KINGSTON, R.I. – January 16, 2015 – A University of Rhode Island pharmacy professor has discovered an interaction involving the hormone estrogen that occurs in some pregnant women preventing them from expelling bile acid, leading to disease in their fetuses.
Ruitang Deng, an associate professor of biomedical sciences in the College of Pharmacy, and his research team, recently completed a study funded by a $1.4 million National Institutes of Health grant. They examined the effects of molecular interactions involving estrogen in the late stages of pregnancy that shut down the bile salt export pump, preventing the woman from expelling bile acids and leading to a condition called intrahepatic cholestasis of pregnancy. The bile salt export pump is an active transport protein in humans located on a plasma membrane.
The findings were published in the December 2014 issue of Hepatoolgy, the official journal of the American Association for the Study of Liver Diseases. The journal also ran an editorial article featuring the work of Deng and his research team.
“Typically, the condition is not dangerous for pregnant women, but it can have severe consequences for the fetus, including stillbirth,” Deng said. “If it is diagnosed before birth, the only solution is pre-term birth by induced labor or Cesarean section. And even then, the baby can develop diseases later on in childhood because of the condition.”
The incidence of disease varies widely among ethnic groups, ranging from 1 to 5 percent in the United States and European countries, and 15 to 27 percent in some South American countries such as Chile and Argentina. The condition and symptoms usually develop in the third trimester.
The most common symptom of the disease in pregnant women is skin itching (pruritis), particularly in the palms of the hands and soles of the feet, Deng said.

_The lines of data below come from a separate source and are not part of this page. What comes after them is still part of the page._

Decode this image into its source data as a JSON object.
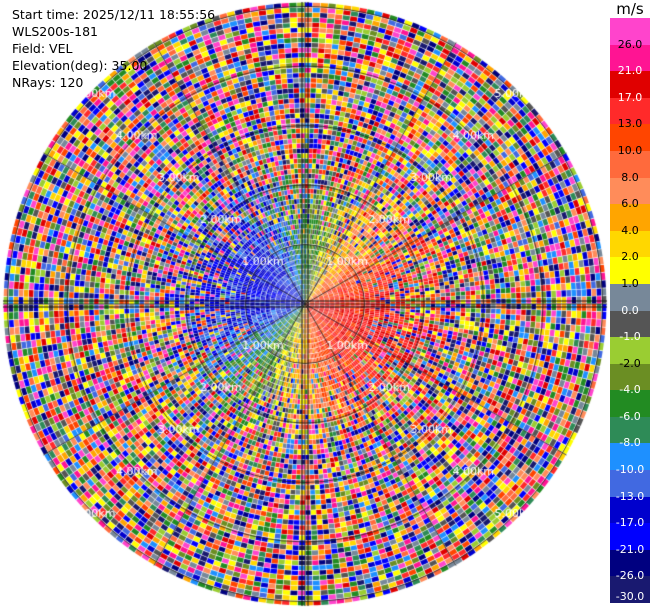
{
  "info": {
    "start_time": "Start time: 2025/12/11 18:55:56",
    "instrument": "WLS200s-181",
    "field": "Field: VEL",
    "elevation": "Elevation(deg): 35.00",
    "nrays": "NRays: 120"
  },
  "chart_data": {
    "type": "heatmap",
    "subtype": "polar-ppi",
    "field": "VEL",
    "unit": "m/s",
    "elevation_deg": 35.0,
    "nrays": 120,
    "range_rings_km": [
      1.0,
      2.0,
      3.0,
      4.0,
      5.0
    ],
    "ring_labels": [
      "1.00km",
      "2.00km",
      "3.00km",
      "4.00km",
      "5.00km"
    ],
    "max_range_km": 5.0,
    "colorbar": {
      "ticks": [
        "26.0",
        "21.0",
        "17.0",
        "13.0",
        "10.0",
        "8.0",
        "6.0",
        "4.0",
        "2.0",
        "1.0",
        "0.0",
        "-1.0",
        "-2.0",
        "-4.0",
        "-6.0",
        "-8.0",
        "-10.0",
        "-13.0",
        "-17.0",
        "-21.0",
        "-26.0",
        "-30.0"
      ],
      "colors": [
        "#ff44cc",
        "#ff1493",
        "#e00000",
        "#ff2a2a",
        "#ff4500",
        "#ff6a3c",
        "#ff8c5a",
        "#ffa500",
        "#ffd700",
        "#ffff00",
        "#778899",
        "#555555",
        "#9acd32",
        "#6b8e23",
        "#228b22",
        "#2e8b57",
        "#1e90ff",
        "#4169e1",
        "#0000cd",
        "#0000ff",
        "#000080",
        "#191970"
      ]
    },
    "pattern": "near-range: positive (red/orange) to the east and south, negative (blue) to the west and north; far range dominated by noisy speckle across full velocity scale"
  }
}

Deng and his research team members, all of whom are URI faculty, graduate students and post-doctoral fellows, examined the interactions among estrogen, estrogen alpha, a nuclear receptor to which the estrogen binds, and the bile acid receptor called farnesoid X receptor (FXR). Those interactions led to suppression of the bile salt export pump.

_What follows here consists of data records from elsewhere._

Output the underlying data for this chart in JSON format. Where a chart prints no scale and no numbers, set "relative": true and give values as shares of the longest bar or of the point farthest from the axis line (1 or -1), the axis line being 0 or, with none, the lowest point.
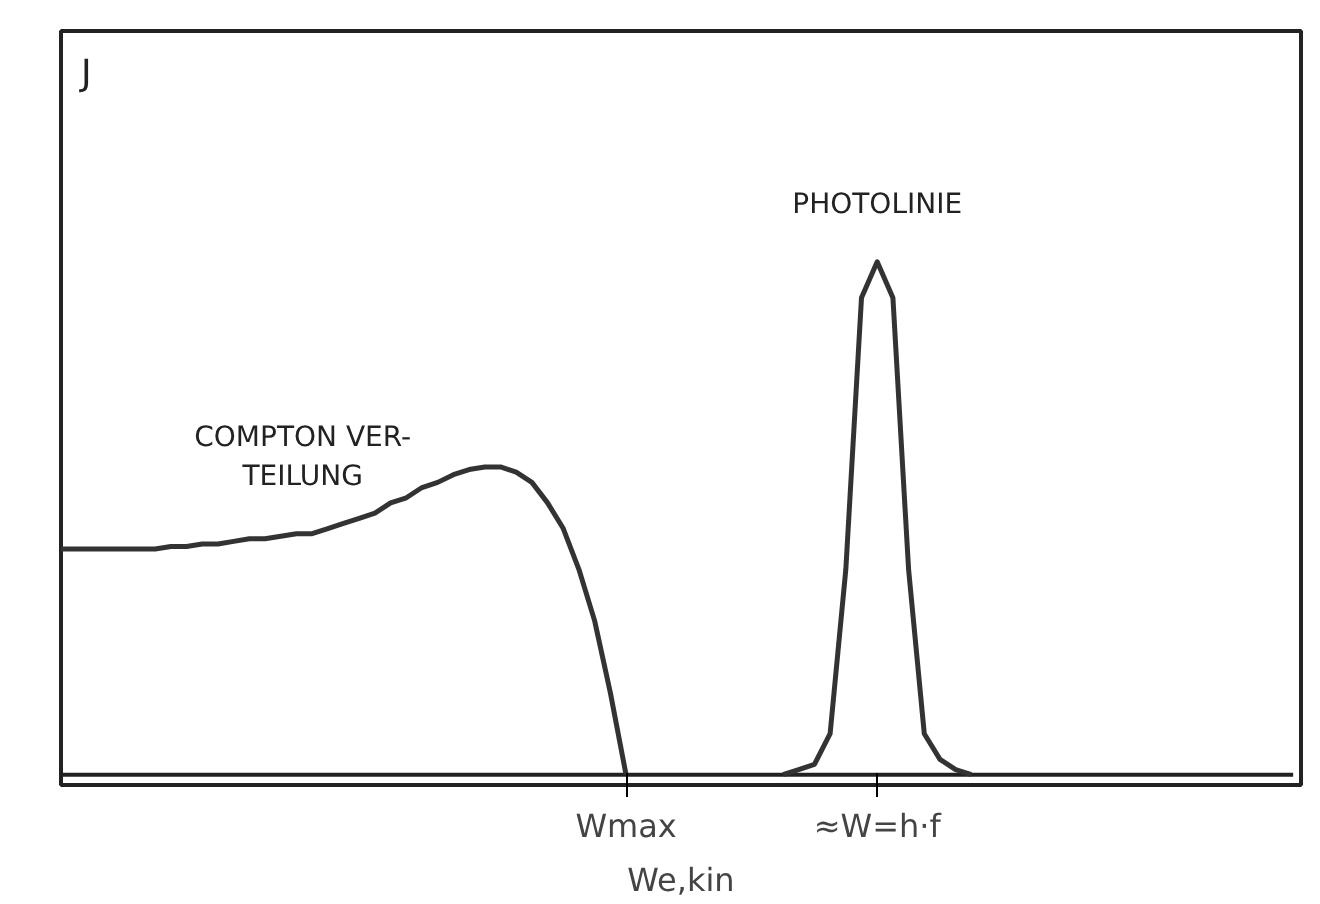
{
  "chart_data": {
    "type": "line",
    "relative": true,
    "xlabel": "We,kin",
    "ylabel": "J",
    "categories": [
      null,
      null,
      null,
      null,
      null,
      null,
      null,
      null,
      null,
      null,
      null,
      null,
      null,
      null,
      null,
      null,
      null,
      null,
      null,
      null,
      null,
      null,
      null,
      null,
      null,
      null,
      null,
      null,
      null,
      null,
      null,
      null,
      null,
      null,
      null,
      null,
      "Wmax",
      null,
      null,
      null,
      null,
      null,
      null,
      null,
      null,
      null,
      null,
      null,
      null,
      null,
      null,
      null,
      "≈W=h·f",
      null,
      null,
      null,
      null,
      null,
      null,
      null,
      null,
      null,
      null,
      null,
      null,
      null,
      null,
      null,
      null,
      null,
      null,
      null,
      null,
      null,
      null,
      null,
      null
    ],
    "series": [
      {
        "color": "#333333",
        "values": [
          0.44,
          0.44,
          0.44,
          0.44,
          0.44,
          0.44,
          0.44,
          0.445,
          0.445,
          0.45,
          0.45,
          0.455,
          0.46,
          0.46,
          0.465,
          0.47,
          0.47,
          0.48,
          0.49,
          0.5,
          0.51,
          0.53,
          0.54,
          0.56,
          0.57,
          0.585,
          0.595,
          0.6,
          0.6,
          0.59,
          0.57,
          0.53,
          0.48,
          0.4,
          0.3,
          0.16,
          0,
          null,
          null,
          null,
          null,
          null,
          null,
          null,
          null,
          null,
          0,
          0.01,
          0.02,
          0.08,
          0.4,
          0.93,
          1,
          0.93,
          0.4,
          0.08,
          0.03,
          0.01,
          0,
          null,
          null,
          null,
          null,
          null,
          null,
          null,
          null,
          null,
          null,
          null,
          null,
          null,
          null,
          null,
          null,
          null,
          null
        ]
      }
    ],
    "annotations": [
      "COMPTON VER-\nTEILUNG",
      {
        "text": "PHOTOLINIE",
        "x": "≈W=h·f",
        "y": 1
      }
    ],
    "grid": false,
    "marker": "none",
    "line_style": "solid"
  }
}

“We examined the estrogen and bile acid signaling pathways and uncovered a crosstalk between the two pathways controlling the bile export pump,” Deng said. “Something in that crosstalk causes the bile salt export pump to shut down.
“The next step would be to examine that crosstalk to see how to keep the pump activated,” Deng said. “Maybe we can provide a strategy for developing therapeutic treatments for the disease by targeting the crosstalk.”